User & Market Scenario
EvenUp’s product touches multiple personas inside a firm:
| Persona | Primary Job-to-be-Done | What they care about | Typical objections |
|---|
| Managing Partner | “Increase settlement outcomes and throughput without adding headcount.” | Profit per case, cycle time, reputation | Vendor lock-in, quality risk, cost predictability |
| Senior Attorney | “Produce a persuasive, accurate demand quickly.” | Legal quality, control, defensibility | Hallucinations, missing medical nuance |
| Case Manager/Paralegal | “Keep cases moving and reduce admin work.” | Ease of use, fewer back-and-forths | Extra steps, unclear status, rework |
| Intake/Operations | “Standardize processes and forecast capacity.” | Visibility, staffing, SLAs | Integration complexity |
Market dynamics:
- PI firms are under pressure to do more with fewer staff; paralegal hiring is tight in many metros.
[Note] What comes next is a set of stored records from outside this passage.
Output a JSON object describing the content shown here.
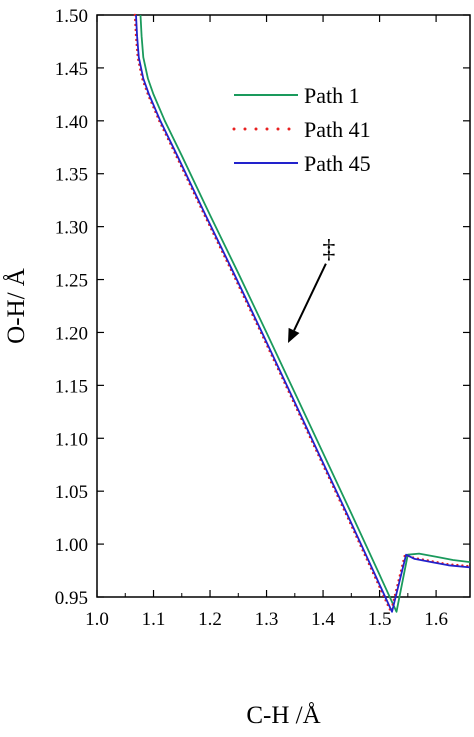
{
  "chart_data": {
    "type": "line",
    "title": "",
    "xlabel": "C-H /Å",
    "ylabel": "O-H/ Å",
    "xlim": [
      1.0,
      1.66
    ],
    "ylim": [
      0.95,
      1.5
    ],
    "xticks": [
      1.0,
      1.1,
      1.2,
      1.3,
      1.4,
      1.5,
      1.6
    ],
    "xtick_labels": [
      "1.0",
      "1.1",
      "1.2",
      "1.3",
      "1.4",
      "1.5",
      "1.6"
    ],
    "yticks": [
      0.95,
      1.0,
      1.05,
      1.1,
      1.15,
      1.2,
      1.25,
      1.3,
      1.35,
      1.4,
      1.45,
      1.5
    ],
    "ytick_labels": [
      "0.95",
      "1.00",
      "1.05",
      "1.10",
      "1.15",
      "1.20",
      "1.25",
      "1.30",
      "1.35",
      "1.40",
      "1.45",
      "1.50"
    ],
    "grid": false,
    "legend_position": "top-right",
    "series": [
      {
        "name": "Path 1",
        "color": "#1a9a5c",
        "style": "solid",
        "x": [
          1.077,
          1.079,
          1.082,
          1.09,
          1.1,
          1.12,
          1.15,
          1.2,
          1.25,
          1.3,
          1.35,
          1.4,
          1.45,
          1.5,
          1.53,
          1.55,
          1.57,
          1.6,
          1.63,
          1.66
        ],
        "y": [
          1.5,
          1.48,
          1.46,
          1.44,
          1.425,
          1.4,
          1.367,
          1.311,
          1.256,
          1.2,
          1.143,
          1.086,
          1.029,
          0.971,
          0.936,
          0.99,
          0.991,
          0.988,
          0.985,
          0.983
        ]
      },
      {
        "name": "Path 41",
        "color": "#e82020",
        "style": "dotted",
        "x": [
          1.067,
          1.069,
          1.072,
          1.08,
          1.09,
          1.11,
          1.14,
          1.19,
          1.24,
          1.29,
          1.34,
          1.39,
          1.44,
          1.49,
          1.52,
          1.545,
          1.56,
          1.59,
          1.62,
          1.66
        ],
        "y": [
          1.5,
          1.48,
          1.46,
          1.44,
          1.425,
          1.4,
          1.367,
          1.311,
          1.256,
          1.2,
          1.143,
          1.086,
          1.029,
          0.971,
          0.936,
          0.99,
          0.987,
          0.984,
          0.981,
          0.979
        ]
      },
      {
        "name": "Path 45",
        "color": "#2222cc",
        "style": "solid",
        "x": [
          1.069,
          1.071,
          1.074,
          1.082,
          1.092,
          1.112,
          1.142,
          1.192,
          1.242,
          1.292,
          1.342,
          1.392,
          1.442,
          1.492,
          1.522,
          1.547,
          1.562,
          1.592,
          1.622,
          1.66
        ],
        "y": [
          1.5,
          1.48,
          1.46,
          1.44,
          1.425,
          1.4,
          1.367,
          1.311,
          1.256,
          1.2,
          1.143,
          1.086,
          1.029,
          0.971,
          0.936,
          0.99,
          0.986,
          0.983,
          0.98,
          0.978
        ]
      }
    ],
    "annotation": {
      "text": "‡",
      "arrow_to": [
        1.338,
        1.19
      ],
      "arrow_from": [
        1.405,
        1.265
      ]
    }
  }
}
- Insurers are increasingly demanding complete, well-organized medical documentation, raising the bar for demand quality.
- Firms are experimenting with AI, but trust and defensibility are key—one bad demand can damage settlement leverage.
The Problem / Opportunity
EvenUp’s leadership believes the company is at an inflection point: growth has been driven by landing new firms, but net revenue retention (NRR) is flattening.
Current business signals (last 2 quarters):
- Logo retention: 92%
- NRR: 108% (target is 125% within 12 months)
- Expansion is uneven: top 20% of firms drive 55% of revenue
- Time-to-first-value (TTFV): median 18 days from contract to first completed demand
- Repeat usage: 35% of new firms submit <5 cases in their first 60 days
User research highlights:
- Firms that integrate EvenUp into a standard operating process (SOP) submit 3–5× more cases per month.
- “Success” is perceived differently: partners focus on settlement uplift and margin, while paralegals focus on reduced rework.
- A major churn driver is not dissatisfaction—it’s inertia: firms revert to old workflows after a few cases.
Your VP of Product asks you to define what a “successful user” is for EvenUp and explicitly connect that to long-term revenue goals.
Your Task (Deliverables)
In a structured way, answer:
- Define “successful user” for EvenUp. Be explicit about:
- Which persona(s) you mean (user vs customer vs account)
- The user outcome(s) and the product behaviors that indicate success
- Segment success definitions: propose 2–3 success archetypes (e.g., small firm vs enterprise) and explain why one definition won’t fit all.
- Tie success to revenue: show the causal chain from user success → retention/expansion → long-term revenue (NRR/LTV). Include at least one back-of-envelope model.
- Prioritize product bets: propose 3 candidate initiatives that would increase the number of “successful users,” and prioritize them.
- Measurement plan: define leading indicators you’d instrument in the first 30–60 days to predict long-term success.
Constraints
- Timeline: You have 1 quarter to ship improvements; you can only staff 6 engineers, 1 designer, 1 data analyst.
- Reliability: Demand package quality must not regress; legal accuracy issues create severe reputational risk.
- Integrations: Many firms use Clio, Filevine, SmartAdvocate, or custom workflows. Deep integrations are valuable but expensive.
- Compliance & trust: You must assume customers are sensitive to AI errors and PHI handling; explainability and audit trails matter.
- Business goal: Improve NRR from 108% → 125% over 12 months without materially increasing support costs.